Phil Everly, membre des Everly Brothers, est mort à l’âge de 74 ans
Bouhouhou ! je vais aller pleurer sous la pluie… La disparition de Phil Everly me secoue encore plus que celle de Lou Reed. Bien sûr, les Everly Brothers étaient retirés des micros depuis des lustres et leurs hauts faits d’armes remontent à plus de cinquante ans, mais ils étaient de ces groupes que l’on dit « séminaux ». Les deux frangins du Tennessee ont engendré les Beatles, les Byrds, les Beach Boys, Simon & Garfunkel et tous ceux qui harmonisent dans la sphère country-pop-rock depuis, ce qui fait un paquet de monde jusqu’à aujourd’hui.
{"type":"Pave-Haut2-Desktop"}
« La tristesse glandulaire de l’adolescence »
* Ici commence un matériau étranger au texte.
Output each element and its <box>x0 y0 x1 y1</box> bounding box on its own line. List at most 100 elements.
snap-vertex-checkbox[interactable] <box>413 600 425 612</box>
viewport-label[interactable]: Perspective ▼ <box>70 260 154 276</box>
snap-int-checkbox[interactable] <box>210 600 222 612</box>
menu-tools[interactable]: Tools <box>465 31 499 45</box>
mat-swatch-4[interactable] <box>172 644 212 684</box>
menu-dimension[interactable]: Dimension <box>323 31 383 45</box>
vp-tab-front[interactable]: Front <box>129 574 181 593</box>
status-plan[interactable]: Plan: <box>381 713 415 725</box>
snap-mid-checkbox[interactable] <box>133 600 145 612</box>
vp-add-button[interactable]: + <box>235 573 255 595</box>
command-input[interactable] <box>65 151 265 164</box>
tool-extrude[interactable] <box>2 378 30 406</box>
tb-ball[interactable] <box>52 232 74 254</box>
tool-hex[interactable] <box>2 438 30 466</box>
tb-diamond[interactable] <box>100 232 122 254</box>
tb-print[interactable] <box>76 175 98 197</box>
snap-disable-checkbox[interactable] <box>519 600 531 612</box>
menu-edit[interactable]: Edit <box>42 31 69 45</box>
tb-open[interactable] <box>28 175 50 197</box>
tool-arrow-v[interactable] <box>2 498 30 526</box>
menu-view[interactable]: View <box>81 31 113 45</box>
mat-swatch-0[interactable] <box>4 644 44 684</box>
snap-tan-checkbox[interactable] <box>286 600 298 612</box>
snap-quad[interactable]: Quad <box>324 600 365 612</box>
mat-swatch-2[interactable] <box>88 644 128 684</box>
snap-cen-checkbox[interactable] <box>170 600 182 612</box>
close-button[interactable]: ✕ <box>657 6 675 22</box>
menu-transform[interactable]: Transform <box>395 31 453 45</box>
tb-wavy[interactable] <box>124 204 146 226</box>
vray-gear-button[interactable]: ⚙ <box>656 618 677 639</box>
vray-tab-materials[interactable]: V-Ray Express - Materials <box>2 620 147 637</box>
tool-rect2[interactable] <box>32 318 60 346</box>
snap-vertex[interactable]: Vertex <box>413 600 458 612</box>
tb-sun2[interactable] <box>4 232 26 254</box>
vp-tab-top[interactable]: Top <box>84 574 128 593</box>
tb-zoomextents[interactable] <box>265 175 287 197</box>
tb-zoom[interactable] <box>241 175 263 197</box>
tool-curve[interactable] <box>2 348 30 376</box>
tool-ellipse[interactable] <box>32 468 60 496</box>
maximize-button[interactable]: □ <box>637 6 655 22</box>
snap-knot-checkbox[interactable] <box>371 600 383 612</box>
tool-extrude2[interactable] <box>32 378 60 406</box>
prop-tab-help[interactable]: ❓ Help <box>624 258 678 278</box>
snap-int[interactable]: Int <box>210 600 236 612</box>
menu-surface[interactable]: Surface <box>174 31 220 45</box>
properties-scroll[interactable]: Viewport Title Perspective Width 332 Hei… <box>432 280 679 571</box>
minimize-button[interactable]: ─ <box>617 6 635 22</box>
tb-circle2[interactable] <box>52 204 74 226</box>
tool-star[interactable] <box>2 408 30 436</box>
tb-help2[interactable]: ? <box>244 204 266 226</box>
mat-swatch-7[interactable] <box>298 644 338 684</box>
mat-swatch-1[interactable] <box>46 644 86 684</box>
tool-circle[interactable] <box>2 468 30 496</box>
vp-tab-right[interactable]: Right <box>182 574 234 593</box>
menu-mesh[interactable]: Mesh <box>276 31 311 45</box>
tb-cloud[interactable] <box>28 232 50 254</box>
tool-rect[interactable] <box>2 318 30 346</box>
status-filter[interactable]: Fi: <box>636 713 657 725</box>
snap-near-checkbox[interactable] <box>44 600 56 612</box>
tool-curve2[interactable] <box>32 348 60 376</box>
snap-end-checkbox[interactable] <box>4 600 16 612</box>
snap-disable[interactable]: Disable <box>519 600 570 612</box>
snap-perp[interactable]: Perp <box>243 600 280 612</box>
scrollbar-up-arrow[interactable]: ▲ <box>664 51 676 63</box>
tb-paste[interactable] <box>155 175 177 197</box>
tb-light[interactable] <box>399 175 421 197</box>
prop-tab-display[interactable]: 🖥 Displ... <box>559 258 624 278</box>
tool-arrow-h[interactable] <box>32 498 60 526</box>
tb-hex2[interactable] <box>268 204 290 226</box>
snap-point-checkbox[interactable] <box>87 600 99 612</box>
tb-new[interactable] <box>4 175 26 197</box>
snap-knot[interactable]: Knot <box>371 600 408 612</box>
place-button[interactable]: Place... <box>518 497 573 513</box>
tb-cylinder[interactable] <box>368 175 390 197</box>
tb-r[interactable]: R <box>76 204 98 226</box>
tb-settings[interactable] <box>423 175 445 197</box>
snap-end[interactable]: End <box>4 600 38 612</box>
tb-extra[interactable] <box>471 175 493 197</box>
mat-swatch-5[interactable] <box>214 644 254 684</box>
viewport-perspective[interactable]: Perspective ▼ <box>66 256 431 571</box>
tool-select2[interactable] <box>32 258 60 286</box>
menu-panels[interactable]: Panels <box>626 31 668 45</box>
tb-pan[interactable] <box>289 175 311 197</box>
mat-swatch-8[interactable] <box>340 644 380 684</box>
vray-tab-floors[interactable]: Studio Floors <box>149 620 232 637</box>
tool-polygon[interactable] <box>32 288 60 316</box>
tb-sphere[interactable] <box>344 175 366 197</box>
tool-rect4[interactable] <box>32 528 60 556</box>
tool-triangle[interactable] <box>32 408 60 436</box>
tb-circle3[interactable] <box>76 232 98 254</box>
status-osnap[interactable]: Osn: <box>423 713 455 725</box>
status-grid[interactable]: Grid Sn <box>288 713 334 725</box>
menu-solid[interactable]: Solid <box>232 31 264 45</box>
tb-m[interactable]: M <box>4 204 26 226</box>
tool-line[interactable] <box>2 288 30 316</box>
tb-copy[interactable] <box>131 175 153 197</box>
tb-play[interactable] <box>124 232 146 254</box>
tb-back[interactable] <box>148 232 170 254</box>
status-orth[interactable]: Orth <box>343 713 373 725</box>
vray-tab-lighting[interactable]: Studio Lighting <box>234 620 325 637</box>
Les Everly avaient donc les quatre pieds fermement plantés dans le terreau country rockab’ mais les deux têtes et les deux voix orientées vers la voûte céleste des mélodies pop, des arrangements épurés, des harmonies vocales mélancoliques et des chagrins de la jeunesse. « La tristesse glandulaire de l’adolescence », avait un jour écrit Philippe Garnier, et ça les résumait parfaitement. Certes, ils connurent une enfilade de tubes avec des rocks allègres et sautillants, ces Bye bye love, Claudette, Bird dog, Wake up little Suzie ou autres Walk right back, d’une force propulsive et d’une finesse d’exécution sans égale, guitares piquantes et vibratos des timbres à l’unisson. Mais le génie des Everly, à mes oreilles, résidait dans ces ballades ruisselantes de spleen, véritables petits mélos teenage concentrés en 2 ou 3 minutes. Crying in the rain, chef-d’œuvre mélodique et vocal ou le narrateur pleure sous la pluie pour cacher ses larmes à la Claudette qui vient de le larguer. All I have to do is dream, chanson en apesanteur où un garçon se contente de rêver à sa chérie pour être comblé : élève Everly, chez le proviseur, ou vous répondrez de vos allusions à la masturbation ! Le sublime Take a message to Mary, dans laquelle un jeune cowboy injustement arrêté suite à une attaque de diligence demande qu’on transmette un message à sa Mary : « dites-lui que je suis parti pour Tombouctou, que je suis parti chercher de l’or, que je l’aime toujours, mais surtout ne lui dites pas que je suis en taule ». Ce texte-là, associé à cette mélodie-là, porté par les voix séraphiques de Phil et Don et une prod’ à l’os, c’est l’art mineur de la chanson porté à son plus majeur niveau, c’est l’or pop si fréquemment recherché et si rarement trouvé.
So sad to watch you dead, but all I have to do is dream.
Dans le coffre aux trésors Everly, on pourrait encore puiser Ebony eyes, Devoted to you, Maybe tomorrow, When will I be loved, ou l’emblématique So sad… Sans oublier leur élégance, leur tenue : “deux petits fenechs” écrivait encore Garnier, métaphorisant leurs traits fins, leurs regards timides, leur quasi-gemellité sanglée dans des costumes sombres, boots pointues et gomina, chic fifties de la tête aux pieds. Pas des bad boys, plutôt de bons fils à papa maman, des collégiens timides, des premiers rangs de la chorale du lycée, d’humbles provinciaux portés par l’appel du rock et le don de cordes vocales en diamant. Phil était le cadet, celui qui sur les photos a la chevelure un peu plus claire, les oreilles un poil plus décollées, la beauté moins parfaitement classique. So sad to watch you dead, but all I have to do is dream. Rêver et réécouter encore et encore vos sublimes chansons.